En outre, nos équipes mobiles ont animé des séances de groupe de premiers secours psychologiques pour près de 5 000 personnes au 21 octobre 2024, et plus de 450 personnes ont bénéficié de séances individuelles de santé mentale. 

Nos équipes fournissent également des premiers soins psychologiques, qui comprennent une écoute active et des techniques de soulagement du stress, permettant aux patients d'exprimer leurs sentiments et leurs inquiétudes.

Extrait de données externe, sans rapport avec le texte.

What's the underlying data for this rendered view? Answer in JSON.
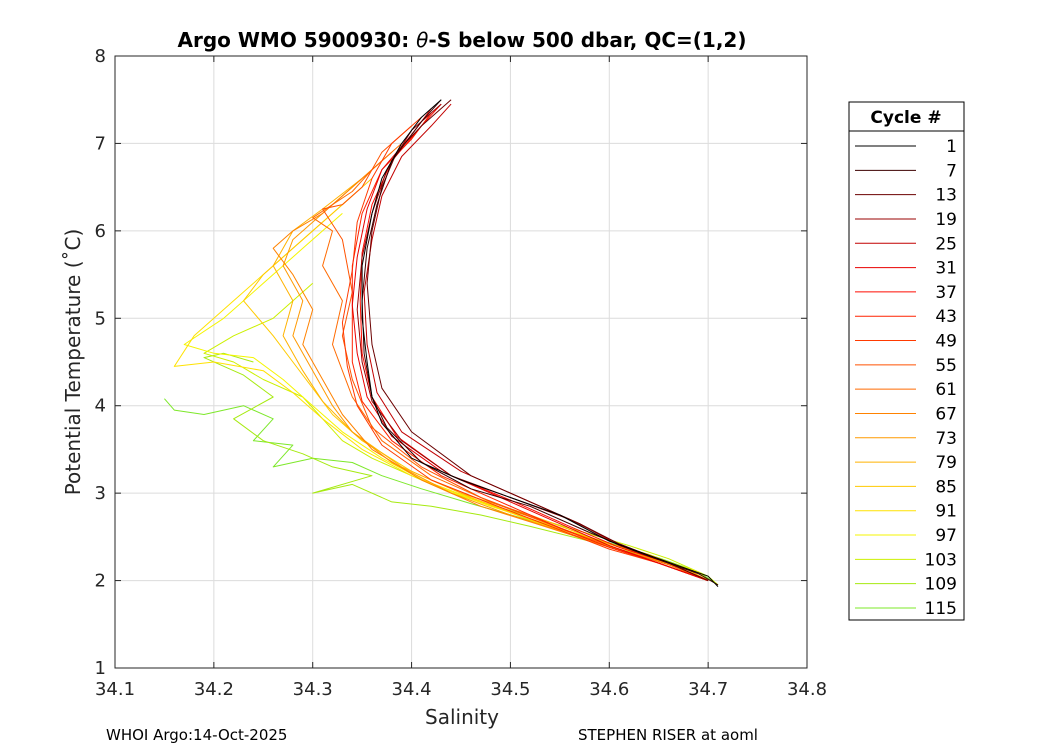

Outre les soins médicaux et de santé mentale, nos équipes distribuent également des articles non alimentaires essentiels, tels que des matelas et des kits d'hygiène, aux personnes déplacées.

Un pays en crise

La guerre actuelle fait suite à une crise économique prolongée qui a conduit plus de 80 % de la population libanaise à vivre en dessous du seuil de pauvreté et à avoir besoin d'une aide urgente. Le secteur de la santé est confronté à de graves difficultés, les services publics se détériorant et les soins de santé privés devenant de plus en plus inabordables.

L'un de mes psychologues m'a raconté que lorsqu'une femme a appris que nos services étaient gratuits, elle s'est mise à pleurer », a indiqué Al Mashaqba. « Les gens ne sont souvent pas habitués à avoir accès à ce type de ressources sans en supporter le fardeau financier. »

L'équipe MSF au refuge d'Azarieh, dans le centre de Beyrouth. Beyrouth, Liban, le 11 octobre 2024.

De plus, le Liban accueille un nombre important de réfugiés, dont 1,5 million de Syriens et plus de 200 000 Palestiniens, dont beaucoup ont été déplacés à plusieurs reprises. Pour ces personnes, la peur de l'expulsion et la lutte pour trouver la sécurité peuvent être écrasantes. 

Certains m'ont dit qu'ils préféreraient mourir plutôt que de revivre le traumatisme d'être à nouveau un réfugié », explique Al Mashaqba.

MSF procède à des évaluations continues des besoins des personnes déplacées à l'intérieur du pays et, à mesure que la situation évolue, nos équipes travaillent en étroite collaboration avec des partenaires et des réseaux d'hôpitaux afin d'apporter une aide complète dans la mesure du possible.